By deciding what actions to take during learning we can approach this with an optimization mindset.
- Simulated Annealing –> exploration vs exploitation tradeoff. Random Actions vs Taking the best action argmax(a) Q(s,a)
Define each part of the following: “2-player zero-sum finite deterministic game of perfect information”.
2-player: Simple two agents playing against each with the assumption that will attempt to MAXIMIZE their own reward.
Zero-Sum: If A wins 5, then B loses -5. That is, the rewards from A & B sum to some constant value
Finite: There is an end, the game is only played once
Deterministic: There is no chance/probability with a player’s action/transition.
Perfect Information: Both players know exactly what state they are in/what the state the other player is in.
Fundamental Results holds for what types of games? What is the definition of it?
It holds for 2-player zero-sum games of perfect information. (Deterministic vs. Probabilistic it will still work).

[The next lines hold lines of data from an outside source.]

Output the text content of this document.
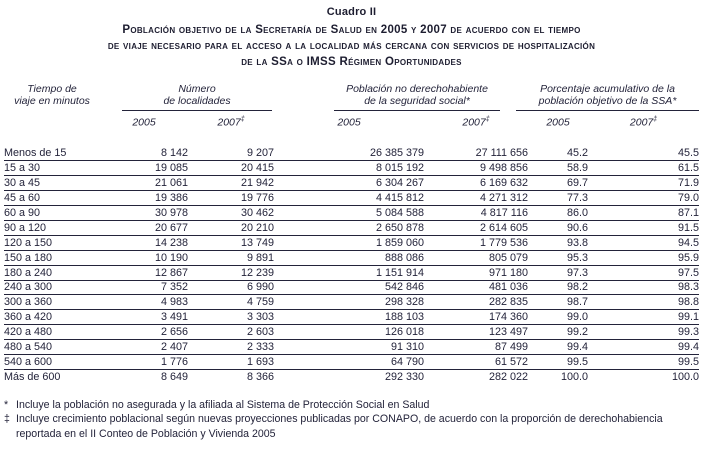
Cuadro II
Población objetivo de la Secretaría de Salud en 2005 y 2007 de acuerdo con el tiempo
de viaje necesario para el acceso a la localidad más cercana con servicios de hospitalización
de la SSa o IMSS Régimen Oportunidades
Tiempo de
viaje en minutos

Número
de localidades

Población no derechohabiente
de la seguridad social*

Porcentaje acumulativo de la
población objetivo de la SSA*

	2005	2007‡	2005	2007‡	2005	2007‡
Menos de 15	8 142	9 207	26 385 379	27 111 656	45.2	45.5
15 a 30	19 085	20 415	8 015 192	9 498 856	58.9	61.5
30 a 45	21 061	21 942	6 304 267	6 169 632	69.7	71.9
45 a 60	19 386	19 776	4 415 812	4 271 312	77.3	79.0
60 a 90	30 978	30 462	5 084 588	4 817 116	86.0	87.1
90 a 120	20 677	20 210	2 650 878	2 614 605	90.6	91.5
120 a 150	14 238	13 749	1 859 060	1 779 536	93.8	94.5
150 a 180	10 190	9 891	888 086	805 079	95.3	95.9
180 a 240	12 867	12 239	1 151 914	971 180	97.3	97.5
240 a 300	7 352	6 990	542 846	481 036	98.2	98.3
300 a 360	4 983	4 759	298 328	282 835	98.7	98.8
360 a 420	3 491	3 303	188 103	174 360	99.0	99.1
420 a 480	2 656	2 603	126 018	123 497	99.2	99.3
480 a 540	2 407	2 333	91 310	87 499	99.4	99.4
540 a 600	1 776	1 693	64 790	61 572	99.5	99.5
Más de 600	8 649	8 366	292 330	282 022	100.0	100.0
* Incluye la población no asegurada y la afiliada al Sistema de Protección Social en Salud
‡ Incluye crecimiento poblacional según nuevas proyecciones publicadas por CONAPO, de acuerdo con la proporción de derechohabiencia reportada en el II Conteo de Población y Vivienda 2005
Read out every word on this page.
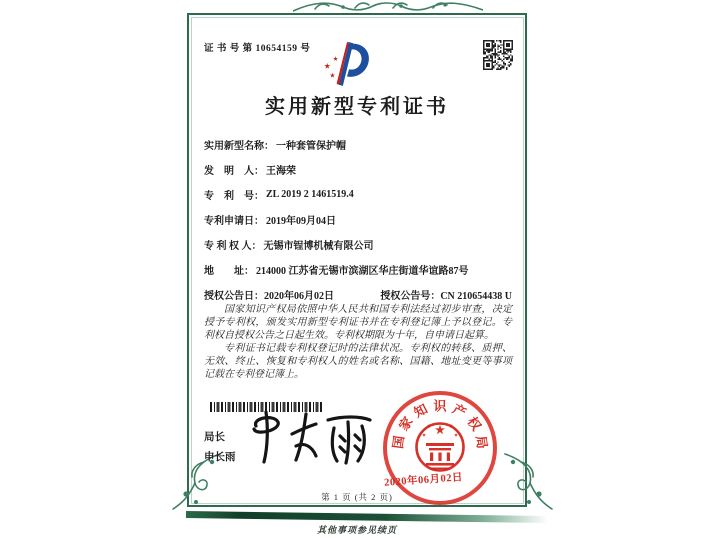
证 书 号 第 10654159 号
实用新型专利证书
实用新型名称： 一种套管保护帽
发　明　人： 王海荣
专　利　号： ZL 2019 2 1461519.4
专利申请日： 2019年09月04日
专 利 权 人： 无锡市锃博机械有限公司
地　　址： 214000 江苏省无锡市滨湖区华庄街道华谊路87号
授权公告日：2020年06月02日	授权公告号：CN 210654438 U

国家知识产权局依照中华人民共和国专利法经过初步审查，决定授予专利权，颁发实用新型专利证书并在专利登记簿上予以登记。专利权自授权公告之日起生效。专利权期限为十年，自申请日起算。

专利证书记载专利权登记时的法律状况。专利权的转移、质押、无效、终止、恢复和专利权人的姓名或名称、国籍、地址变更等事项记载在专利登记簿上。

局长
申长雨
国
家
知 识 产
权
局
2020年06月02日
第 1 页 (共 2 页)
其他事项参见续页
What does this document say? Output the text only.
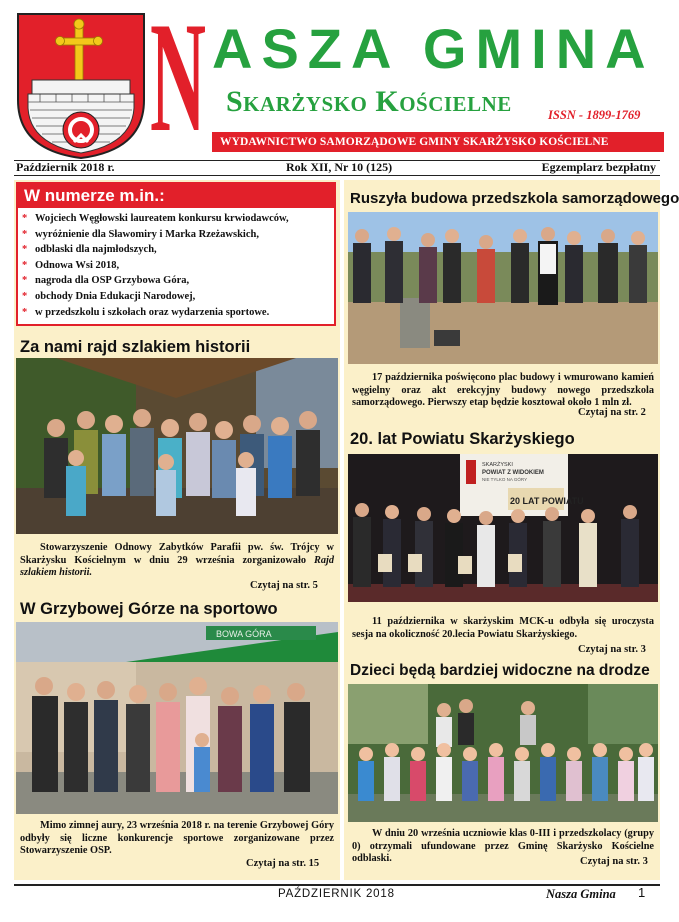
N ASZA GMINA
Skarżysko Kościelne	ISSN - 1899-1769
WYDAWNICTWO SAMORZĄDOWE GMINY SKARŻYSKO KOŚCIELNE
Październik 2018 r.	Rok XII, Nr 10 (125)	Egzemplarz bezpłatny
W numerze m.in.:
* Wojciech Węgłowski laureatem konkursu krwiodawców,
* wyróżnienie dla Sławomiry i Marka Rzeżawskich,
* odblaski dla najmłodszych,
* Odnowa Wsi 2018,
* nagroda dla OSP Grzybowa Góra,
* obchody Dnia Edukacji Narodowej,
* w przedszkolu i szkołach oraz wydarzenia sportowe.
Za nami rajd szlakiem historii
Stowarzyszenie Odnowy Zabytków Parafii pw. św. Trójcy w Skarżysku Kościelnym w dniu 29 września zorganizowało Rajd szlakiem historii.
Czytaj na str. 5
W Grzybowej Górze na sportowo
BOWA GÓRA
Mimo zimnej aury, 23 września 2018 r. na terenie Grzybowej Góry odbyły się liczne konkurencje sportowe zorganizowane przez Stowarzyszenie OSP.
Czytaj na str. 15
Ruszyła budowa przedszkola samorządowego
17 października poświęcono plac budowy i wmurowano kamień węgielny oraz akt erekcyjny budowy nowego przedszkola samorządowego. Pierwszy etap będzie kosztował około 1 mln zł.
Czytaj na str. 2
20. lat Powiatu Skarżyskiego
SKARŻYSKI
POWIAT Z WIDOKIEM
NIE TYLKO NA GÓRY
20 LAT POWIATU
11 października w skarżyskim MCK-u odbyła się uroczysta sesja na okoliczność 20.lecia Powiatu Skarżyskiego.
Czytaj na str. 3
Dzieci będą bardziej widoczne na drodze
W dniu 20 września uczniowie klas 0-III i przedszkolacy (grupy 0) otrzymali ufundowane przez Gminę Skarżysko Kościelne odblaski.	Czytaj na str. 3
PAŹDZIERNIK 2018	Nasza Gmina 1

Fundamental Result states that minimax (A goes first) == maximin (B goes first) which will have the same result and there will ALWAYS be an optimal pure strategy for each player.
What happens when a game no longer has perfect information?
Minimax is not the same as maximin. Mixed strategies are introduced, which assign some probability P of a player taking some action.
How do you find the value of the game with mixed strategies?
You plot the lines given the do the action with some probability P what is the expected profit in terms of P. Find this line for all actions of the opponent. The maximum of the min shape of the lines is the value of the game.
What is strictly dominance?
For Player A (whose actions are row-wise). A row would be strictly dominant if that row is preferred for all columns, that is for all actions of the opponent. If a mixed strategy, then for Player B (whose actions are column-wise. A column would be strictly dominant if that column is preferred (highest value) for all rows, that is for all actions of the opponent.
In layman’s term, explain Nash equilibrium?
For n players, when they have reached a Nash Equilibrium then no player will ever want to change their strategy even if they knew beforehand what the other players were going to do. (works for Pure and Mixed Strategies)
What are the 3 fundamental theorems from the Nash Equilibrium.
- In n-player pure strategy game, if elimination of strictly dominated strategies eliminates all by 1 strategy. This remaining strategy is the Nash Equilibrium.
- Any Nash Equilibrium will survive the iterative elimination of strictly dominated strategies (works with 1).
- If there is a finite number of players and the game is finite (finite number of strategies) then there exists at least one Nash Equilibrium (note this means there could be multiple) (this works for mixed strategies)
Aside: For n repeated games there are n repeated Nash equilibria, we will never want to change.
What is mechanism desgin?
Figuring out how to change/alter utilities values of the game itself to try an invoke a certain behavior from a person/player.